The Social Security Administration has added 38 more conditions to its list of compassionate allowances.
Compassionate allowances are a way to identify medical conditions and diseases that qualify for Social Security and Supplemental Security Income disability benefits, which allows the agency to electronically target and make faster decisions for individuals with more severe disabilities.
This is the first expansion since the original list of 50 conditions – 25 rare diseases and 25 cancers – was created during October 2008. The new conditions range from rare diseases that primarily affect children to adult brain disorders.
The additions expand the scope of compassionate allowances to a broader subgroup of conditions, such as early-onset Alzheimer’s disease.
“The expansion means tens of thousands of Americans with devastating disabilities will now get approved for benefits in a matter of days rather than months and years,” said Michael J. Astrue, commissioner of Social Security.
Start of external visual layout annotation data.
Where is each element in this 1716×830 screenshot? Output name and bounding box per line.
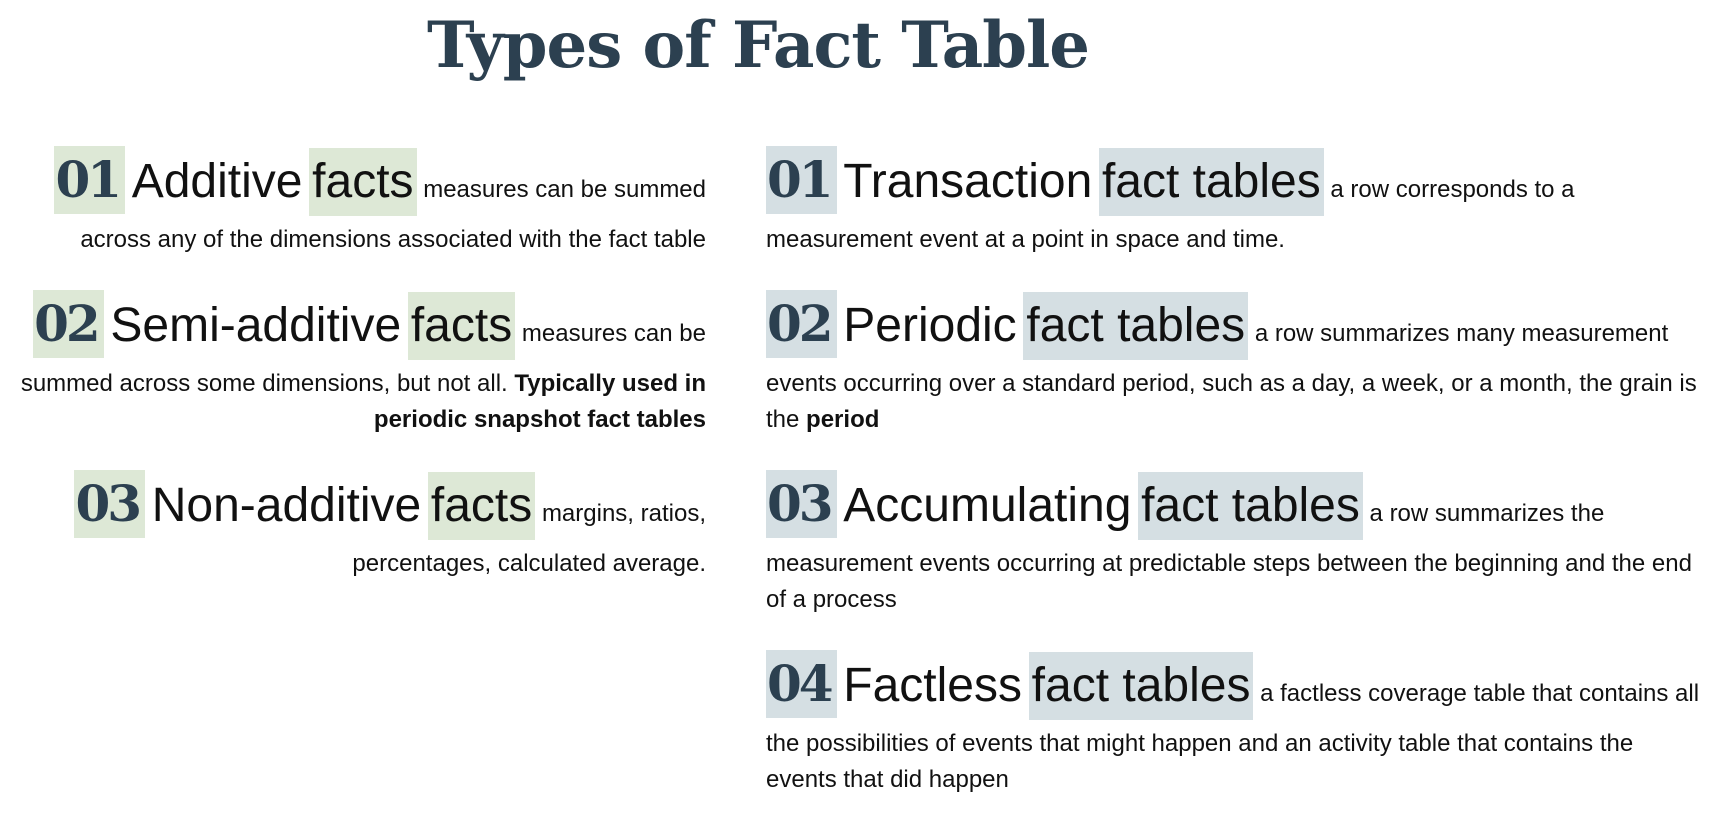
table-item-term: Transaction [843, 155, 1093, 208]
fact-item-number: 01 [54, 146, 126, 214]
fact-types-column: 01 Additive facts measures can be summed… [6, 146, 706, 614]
fact-item-term: Non-additive [151, 479, 422, 532]
table-item-term: Accumulating [843, 479, 1132, 532]
table-item-emphasis: period [806, 406, 880, 433]
table-item-number: 04 [766, 650, 837, 718]
table-item-heading: 03 Accumulating fact tables [766, 470, 1363, 546]
table-item-description: a row summarizes the measurement events … [766, 500, 1692, 613]
fact-item-number: 03 [74, 470, 146, 538]
fact-item-highlight: facts [309, 148, 417, 216]
fact-item-description: margins, ratios, percentages, calculated… [352, 500, 706, 577]
table-item-term: Factless [843, 659, 1022, 712]
fact-item-number: 02 [33, 290, 104, 358]
table-item-accumulating: 03 Accumulating fact tables a row summar… [766, 470, 1710, 618]
table-item-term: Periodic [843, 299, 1017, 352]
table-item-heading: 02 Periodic fact tables [766, 290, 1249, 366]
fact-item-highlight: facts [427, 472, 536, 540]
fact-item-term: Additive [131, 155, 303, 208]
fact-item-heading: 01 Additive facts [54, 146, 417, 222]
table-item-description: a factless coverage table that contains … [766, 680, 1700, 793]
table-item-description: a row summarizes many measurement events… [766, 320, 1697, 433]
table-item-number: 01 [766, 146, 837, 214]
table-item-heading: 01 Transaction fact tables [766, 146, 1324, 222]
fact-item-semi-additive: 02 Semi-additive facts measures can be s… [6, 290, 706, 438]
fact-item-description: measures can be summed across some dimen… [20, 320, 706, 397]
table-item-factless: 04 Factless fact tables a factless cover… [766, 650, 1710, 798]
fact-item-non-additive: 03 Non-additive facts margins, ratios, p… [6, 470, 706, 582]
table-item-highlight: fact tables [1098, 148, 1324, 216]
fact-item-term: Semi-additive [110, 299, 402, 352]
fact-item-description: measures can be summed across any of the… [80, 176, 706, 253]
table-item-number: 03 [766, 470, 837, 538]
table-item-highlight: fact tables [1023, 292, 1249, 360]
table-item-heading: 04 Factless fact tables [766, 650, 1254, 726]
table-item-periodic: 02 Periodic fact tables a row summarizes… [766, 290, 1710, 438]
fact-item-note: Typically used in periodic snapshot fact… [373, 370, 706, 433]
table-item-highlight: fact tables [1138, 472, 1363, 540]
fact-item-heading: 03 Non-additive facts [74, 470, 536, 546]
page-title: Types of Fact Table [426, 8, 1090, 83]
fact-item-highlight: facts [407, 292, 516, 360]
fact-item-heading: 02 Semi-additive facts [33, 290, 516, 366]
fact-item-additive: 01 Additive facts measures can be summed… [6, 146, 706, 258]
table-item-description: a row corresponds to a measurement event… [766, 176, 1575, 253]
table-item-number: 02 [766, 290, 837, 358]
table-item-transaction: 01 Transaction fact tables a row corresp… [766, 146, 1710, 258]
fact-table-types-column: 01 Transaction fact tables a row corresp… [766, 146, 1710, 830]
table-item-highlight: fact tables [1028, 652, 1254, 720]
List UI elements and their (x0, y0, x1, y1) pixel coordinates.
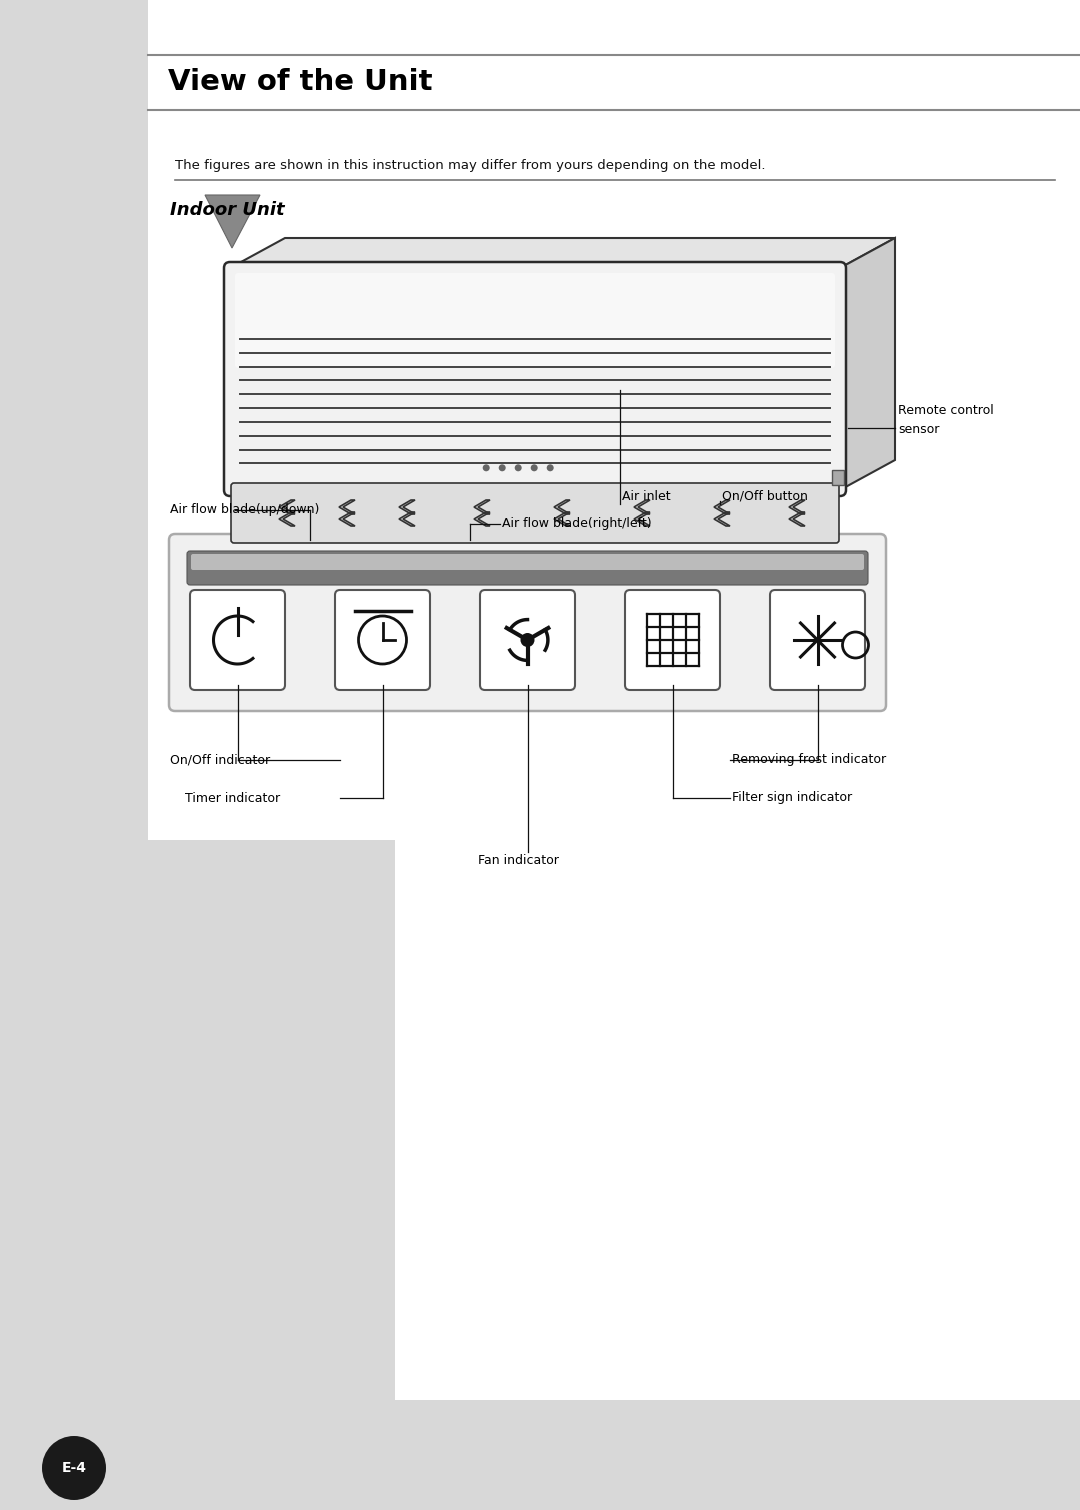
Circle shape (483, 464, 489, 471)
Polygon shape (840, 239, 895, 491)
Text: Fan indicator: Fan indicator (477, 853, 558, 867)
Text: Air inlet: Air inlet (622, 489, 671, 503)
FancyBboxPatch shape (625, 590, 720, 690)
Text: View of the Unit: View of the Unit (168, 68, 432, 97)
Circle shape (499, 464, 505, 471)
Bar (832, 470, 843, 485)
Polygon shape (230, 239, 895, 267)
Text: The figures are shown in this instruction may differ from yours depending on the: The figures are shown in this instructio… (175, 159, 766, 172)
FancyBboxPatch shape (770, 590, 865, 690)
FancyBboxPatch shape (235, 273, 835, 368)
Bar (148, 840, 395, 1400)
Bar (148, 0, 1080, 840)
Circle shape (42, 1436, 106, 1499)
Text: Removing frost indicator: Removing frost indicator (732, 753, 886, 767)
Circle shape (515, 464, 522, 471)
FancyBboxPatch shape (191, 554, 864, 569)
Circle shape (530, 464, 538, 471)
Text: E-4: E-4 (62, 1462, 86, 1475)
Text: Remote control
sensor: Remote control sensor (897, 403, 994, 436)
FancyBboxPatch shape (335, 590, 430, 690)
Polygon shape (205, 195, 260, 248)
FancyBboxPatch shape (187, 551, 868, 584)
FancyBboxPatch shape (168, 535, 886, 711)
Bar (0, 0, 148, 1510)
Text: Filter sign indicator: Filter sign indicator (732, 791, 852, 805)
Circle shape (546, 464, 554, 471)
FancyBboxPatch shape (224, 263, 846, 495)
Text: On/Off indicator: On/Off indicator (170, 753, 270, 767)
FancyBboxPatch shape (231, 483, 839, 544)
Text: Timer indicator: Timer indicator (185, 791, 280, 805)
Text: Air flow blade(up/down): Air flow blade(up/down) (170, 503, 320, 516)
FancyBboxPatch shape (190, 590, 285, 690)
Text: Air flow blade(right/left): Air flow blade(right/left) (502, 518, 651, 530)
Text: Indoor Unit: Indoor Unit (170, 201, 285, 219)
Bar (395, 840, 1080, 1400)
Text: On/Off button: On/Off button (723, 489, 808, 503)
FancyBboxPatch shape (480, 590, 575, 690)
Circle shape (521, 633, 535, 646)
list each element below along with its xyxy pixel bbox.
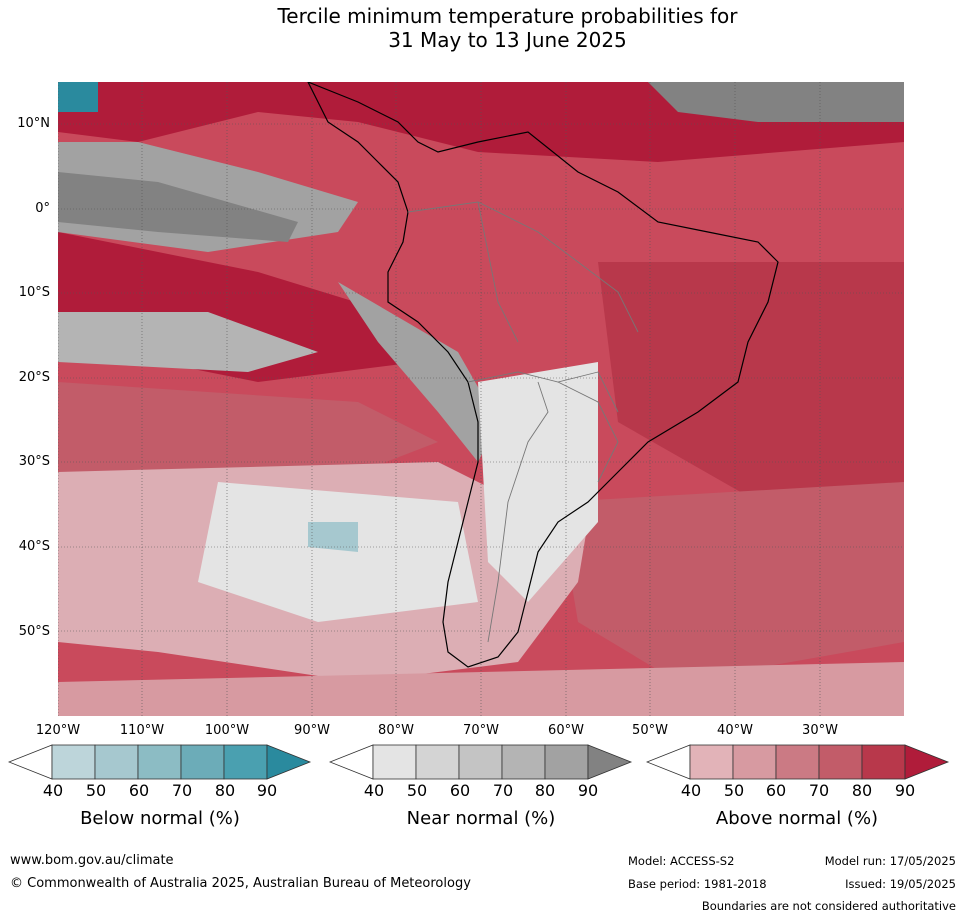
below-normal-title: Below normal (%) <box>80 808 240 829</box>
near-normal-equatorial <box>58 172 298 242</box>
colorbar-above-swatches <box>646 744 950 780</box>
lon-label-80w: 80°W <box>378 723 414 738</box>
above-swatch-lower-extend <box>646 744 691 780</box>
lon-label-40w: 40°W <box>717 723 753 738</box>
below-normal-corner <box>58 82 98 112</box>
lon-label-110w: 110°W <box>119 723 165 738</box>
below-swatch-upper-extend <box>266 744 312 780</box>
above-swatch-3 <box>818 744 863 780</box>
above-swatch-1 <box>732 744 777 780</box>
near-normal-south-pacific <box>198 482 478 622</box>
lat-label-0: 0° <box>35 201 50 216</box>
below-tick-50: 50 <box>85 781 107 800</box>
near-swatch-lower-extend <box>329 744 374 780</box>
website-link[interactable]: www.bom.gov.au/climate <box>10 853 174 868</box>
above-swatch-4 <box>861 744 906 780</box>
colorbar-near-swatches <box>329 744 633 780</box>
lon-label-30w: 30°W <box>802 723 838 738</box>
lon-label-120w: 120°W <box>35 723 81 738</box>
near-swatch-0 <box>372 744 417 780</box>
colorbar-above <box>646 744 950 780</box>
colorbar-below-swatches <box>8 744 312 780</box>
colorbar-below <box>8 744 312 780</box>
band-southeast <box>558 482 904 682</box>
above-tick-40: 40 <box>680 781 702 800</box>
near-tick-90: 90 <box>577 781 599 800</box>
below-tick-90: 90 <box>256 781 278 800</box>
lon-label-100w: 100°W <box>204 723 250 738</box>
near-tick-50: 50 <box>406 781 428 800</box>
model-run: Model run: 17/05/2025 <box>824 854 956 868</box>
above-normal-title: Above normal (%) <box>715 808 879 829</box>
above-swatch-0 <box>689 744 734 780</box>
above-tick-50: 50 <box>723 781 745 800</box>
graticule <box>58 82 904 716</box>
above-tick-90: 90 <box>894 781 916 800</box>
band-east-strong <box>598 262 904 502</box>
lon-label-90w: 90°W <box>294 723 330 738</box>
near-tick-70: 70 <box>492 781 514 800</box>
model-name: Model: ACCESS-S2 <box>628 854 735 868</box>
country-borders <box>407 201 639 643</box>
lat-label-50s: 50°S <box>18 624 50 639</box>
issued-date: Issued: 19/05/2025 <box>845 877 956 891</box>
below-swatch-lower-extend <box>8 744 53 780</box>
lon-label-60w: 60°W <box>548 723 584 738</box>
below-swatch-0 <box>51 744 96 780</box>
near-tick-60: 60 <box>449 781 471 800</box>
below-tick-80: 80 <box>214 781 236 800</box>
base-period: Base period: 1981-2018 <box>628 877 767 891</box>
lat-label-20s: 20°S <box>18 370 50 385</box>
near-normal-argentina <box>478 362 598 602</box>
below-swatch-3 <box>180 744 225 780</box>
near-tick-80: 80 <box>534 781 556 800</box>
near-swatch-upper-extend <box>587 744 633 780</box>
above-swatch-upper-extend <box>904 744 950 780</box>
near-tick-40: 40 <box>363 781 385 800</box>
near-normal-west <box>58 312 318 372</box>
lon-label-50w: 50°W <box>632 723 668 738</box>
copyright-text: © Commonwealth of Australia 2025, Austra… <box>10 876 471 891</box>
lat-label-10n: 10°N <box>17 116 50 131</box>
near-normal-caribbean <box>648 82 904 122</box>
below-swatch-1 <box>94 744 139 780</box>
map-title: Tercile minimum temperature probabilitie… <box>0 4 965 52</box>
near-swatch-2 <box>458 744 503 780</box>
near-swatch-1 <box>415 744 460 780</box>
boundaries-disclaimer: Boundaries are not considered authoritat… <box>701 899 956 913</box>
above-tick-60: 60 <box>765 781 787 800</box>
above-swatch-2 <box>775 744 820 780</box>
near-normal-title: Near normal (%) <box>406 808 556 829</box>
title-line-1: Tercile minimum temperature probabilitie… <box>277 4 738 28</box>
near-normal-peru <box>338 282 498 462</box>
lat-label-30s: 30°S <box>18 454 50 469</box>
probability-map <box>58 82 904 716</box>
lat-label-40s: 40°S <box>18 539 50 554</box>
south-america-coastline <box>307 82 779 668</box>
below-swatch-4 <box>223 744 268 780</box>
colorbar-near <box>329 744 633 780</box>
lat-label-10s: 10°S <box>18 285 50 300</box>
lon-label-70w: 70°W <box>463 723 499 738</box>
below-normal-patch <box>308 522 358 552</box>
above-tick-70: 70 <box>808 781 830 800</box>
title-line-2: 31 May to 13 June 2025 <box>388 28 627 52</box>
below-swatch-2 <box>137 744 182 780</box>
below-tick-70: 70 <box>171 781 193 800</box>
above-tick-80: 80 <box>851 781 873 800</box>
below-tick-40: 40 <box>42 781 64 800</box>
below-tick-60: 60 <box>128 781 150 800</box>
near-swatch-3 <box>501 744 546 780</box>
near-swatch-4 <box>544 744 589 780</box>
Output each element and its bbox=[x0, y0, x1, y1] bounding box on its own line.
In developing the expanded list of conditions, Social Security held public hearings and worked with the National Institutes of Health, the Alzheimer’s Association, the National Organization for Rare Disorders and other groups.
“The diagnosis of Alzheimer’s indicates significant cognitive impairment that interferes with daily living activities, including the ability to work,” said Harry Johns, president and CEO of the Alzheimer’s Association. “Now, individuals who are dealing with the enormous challenges of Alzheimer’s won’t also have to endure the financial and emotional toll of a long disability decision process.”
On March 1, Social Security will begin electronically identifying these 38 additional conditions.